As Elaine harvested plums, carrying them from the garden to the kitchen, she glanced through the large windows of Barnaby’s studio. She could barely see her husband: only a blur as he moved with superhuman rapidity, augmented by the Alipes system. He flitted between three separate canvases, executing portraits simultaneously in watercolors, oils, and pastels. Today’s client sat at the far end of the studio, her stillness emphasized by the contrast with Barnaby’s whirlwind. Elaine disliked these Alipes-assisted commissions, but many customers appreciated the shorter modeling time.  p. 124

It turns out that the husband, Barnaby, has some sort of time-acceleration device fitted (similar in effect, I guess, to Gully Foyle’s commando wiring in The Stars My Destination by Alfred Bester).

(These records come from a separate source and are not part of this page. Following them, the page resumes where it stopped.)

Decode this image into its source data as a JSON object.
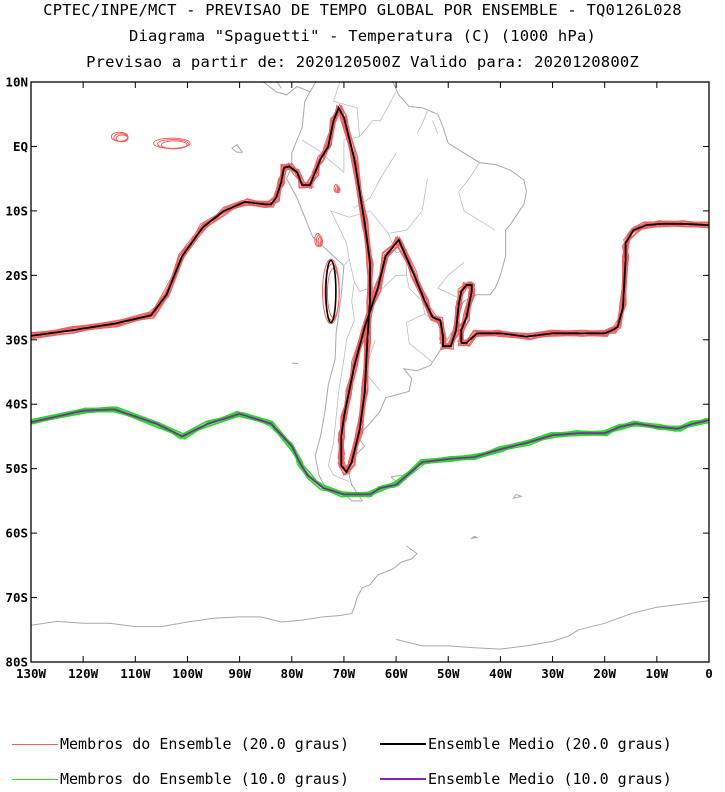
{
  "header": {
    "line1": "CPTEC/INPE/MCT - PREVISAO DE TEMPO GLOBAL POR ENSEMBLE - TQ0126L028",
    "line2": "Diagrama \"Spaguetti\" - Temperatura (C) (1000 hPa)",
    "line3": "Previsao a partir de: 2020120500Z  Valido para: 2020120800Z"
  },
  "chart_data": {
    "type": "line",
    "title": "CPTEC/INPE/MCT - PREVISAO DE TEMPO GLOBAL POR ENSEMBLE - TQ0126L028",
    "subtitle": "Diagrama \"Spaguetti\" - Temperatura (C) (1000 hPa)",
    "xlim": [
      -130,
      0
    ],
    "ylim": [
      -80,
      10
    ],
    "x_ticks": [
      -130,
      -120,
      -110,
      -100,
      -90,
      -80,
      -70,
      -60,
      -50,
      -40,
      -30,
      -20,
      -10,
      0
    ],
    "x_tick_labels": [
      "130W",
      "120W",
      "110W",
      "100W",
      "90W",
      "80W",
      "70W",
      "60W",
      "50W",
      "40W",
      "30W",
      "20W",
      "10W",
      "0"
    ],
    "y_ticks": [
      10,
      0,
      -10,
      -20,
      -30,
      -40,
      -50,
      -60,
      -70,
      -80
    ],
    "y_tick_labels": [
      "10N",
      "EQ",
      "10S",
      "20S",
      "30S",
      "40S",
      "50S",
      "60S",
      "70S",
      "80S"
    ],
    "grid": false,
    "legend_placement": "bottom",
    "colors": {
      "members_20": "#f06060",
      "mean_20": "#000000",
      "members_10": "#22dd22",
      "mean_10": "#8e1fb0",
      "coast": "#a8a8a8"
    },
    "series": [
      {
        "name": "Ensemble Medio (20.0 graus)",
        "x": [
          -130,
          -122,
          -114,
          -107,
          -104,
          -101,
          -97,
          -93,
          -89,
          -85,
          -84,
          -83,
          -82,
          -81.5,
          -80.5,
          -79,
          -78,
          -76.5,
          -75.5,
          -74.5,
          -73,
          -72,
          -71,
          -70,
          -68,
          -66,
          -65,
          -65,
          -65.5,
          -66,
          -67,
          -68.5,
          -69.5,
          -70.5,
          -70.5,
          -70.5,
          -70,
          -69,
          -68,
          -66,
          -63.5,
          -62,
          -59.5,
          -56.5,
          -54.5,
          -53,
          -51.5,
          -51,
          -51,
          -49.5,
          -48.5,
          -48,
          -47.5,
          -46.5,
          -45.5,
          -45.5,
          -46.5,
          -47.5,
          -47.5,
          -46.5,
          -44.5,
          -40,
          -35,
          -30,
          -24,
          -20,
          -18.5,
          -17.5,
          -16.5,
          -16,
          -16,
          -14.5,
          -12,
          -9,
          -5,
          0
        ],
        "y": [
          -29.4,
          -28.5,
          -27.5,
          -26.2,
          -23,
          -17,
          -12.5,
          -10,
          -8.6,
          -9,
          -9,
          -8,
          -5.5,
          -3.3,
          -3.1,
          -4,
          -6,
          -6,
          -4,
          -2,
          0,
          4,
          6,
          4.5,
          -2,
          -12,
          -18,
          -24,
          -30,
          -38,
          -44,
          -49,
          -50.5,
          -49.5,
          -48,
          -45,
          -42,
          -38,
          -34,
          -28,
          -22,
          -17,
          -14.5,
          -20,
          -24,
          -26.5,
          -27,
          -29.5,
          -31,
          -31,
          -28.5,
          -24.5,
          -22.5,
          -21.5,
          -21.5,
          -22.5,
          -26.5,
          -28.5,
          -30.5,
          -30.5,
          -29,
          -29,
          -29.5,
          -29,
          -29,
          -29,
          -28.5,
          -28,
          -25,
          -17.5,
          -15,
          -13,
          -12.2,
          -12,
          -12,
          -12.2
        ]
      },
      {
        "name": "Ensemble Medio (10.0 graus)",
        "x": [
          -130,
          -120,
          -114,
          -106,
          -101,
          -96,
          -90,
          -84,
          -80,
          -78.5,
          -77,
          -74,
          -70,
          -65,
          -63,
          -60,
          -55,
          -50,
          -45,
          -40,
          -35,
          -30,
          -25,
          -20,
          -17,
          -14,
          -10,
          -6,
          -3,
          0
        ],
        "y": [
          -42.8,
          -41,
          -40.8,
          -43,
          -45,
          -43,
          -41.5,
          -43,
          -46.5,
          -49,
          -51,
          -53,
          -54,
          -54,
          -53,
          -52.5,
          -49,
          -48.5,
          -48.2,
          -47,
          -46,
          -44.8,
          -44.5,
          -44.5,
          -43.5,
          -43,
          -43.5,
          -43.8,
          -43,
          -42.5
        ]
      },
      {
        "name": "Membros do Ensemble (20.0 graus)",
        "x": [],
        "y": []
      },
      {
        "name": "Membros do Ensemble (10.0 graus)",
        "x": [],
        "y": []
      }
    ]
  },
  "legend": {
    "members_20": "Membros do Ensemble (20.0 graus)",
    "mean_20": "Ensemble Medio (20.0 graus)",
    "members_10": "Membros do Ensemble (10.0 graus)",
    "mean_10": "Ensemble Medio (10.0 graus)"
  }
}
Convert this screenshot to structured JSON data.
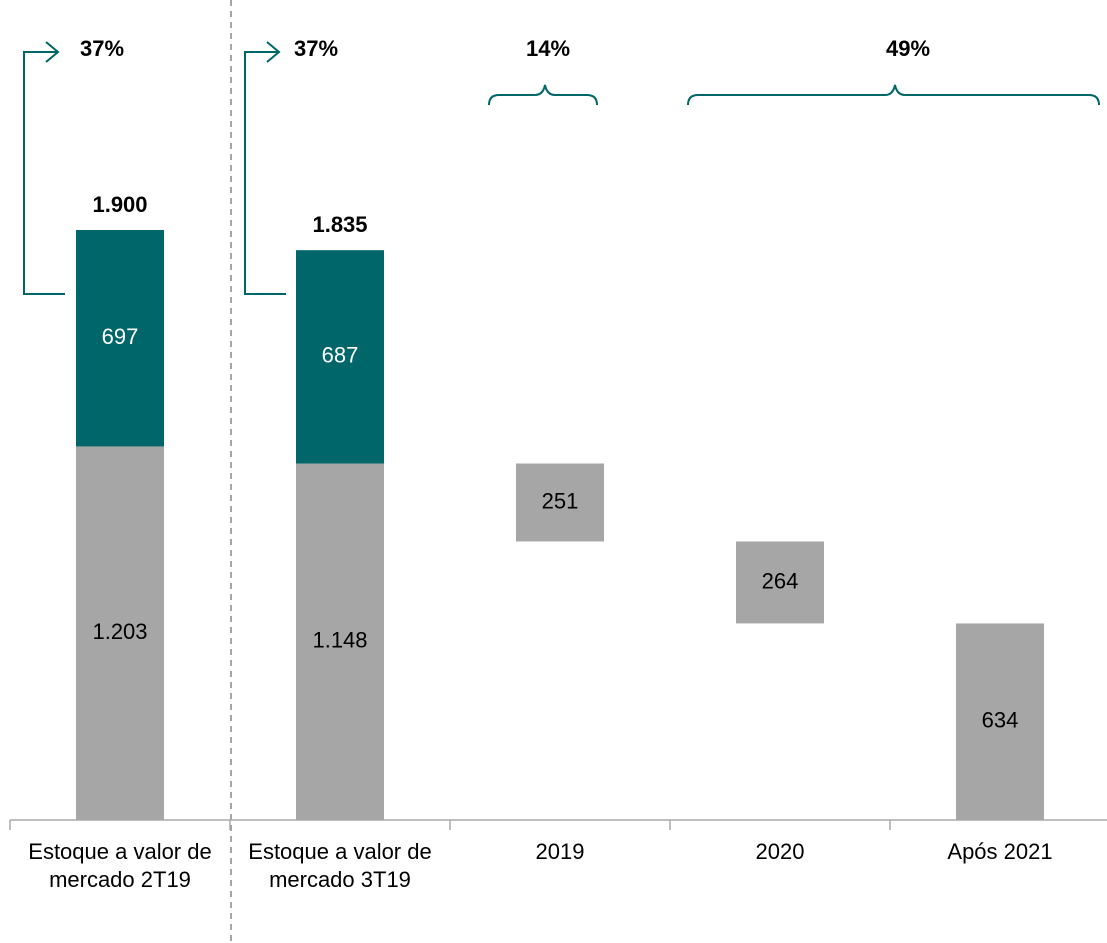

His wife is not happy, however, for two reasons, (a) he isn’t using the time saved to spend more time with her and (b) she fears that, with so many using the Alipes system, the market will be saturated with artwork. After discussing the latter problem with Barnaby (she is his agent), he decides to head off to the Birmingham Wipe (the site of a nanotech accident that has turned a large swathe of terrain into glass) to see if an artists’ collective he knows of can produce something special—and saleable—before the art bubble bursts. After he leaves Elaine goes to see her sister, who is living as a refugee in a half-drowned London.
So far, so good: there is a novel SF gimmick, interesting characters, and an intriguing background. Unfortunately, however, the rest of the story sees Elaine head up to Birmingham to find her husband (Barnaby is spending too much subjective time away from her), at which point (spoiler) all the Alipes time-acceleration stuff is jettisoned and the story devolves into a bland fantasy adventure in a virtual reality populated with charismatic queens, dragons, etc. (and this latter part is not much improved by worthy discussions about art or mentions of Picasso’s Guernica). Very much a game of two halves.
** (Average). 9,100 words. Asimov’s SF store.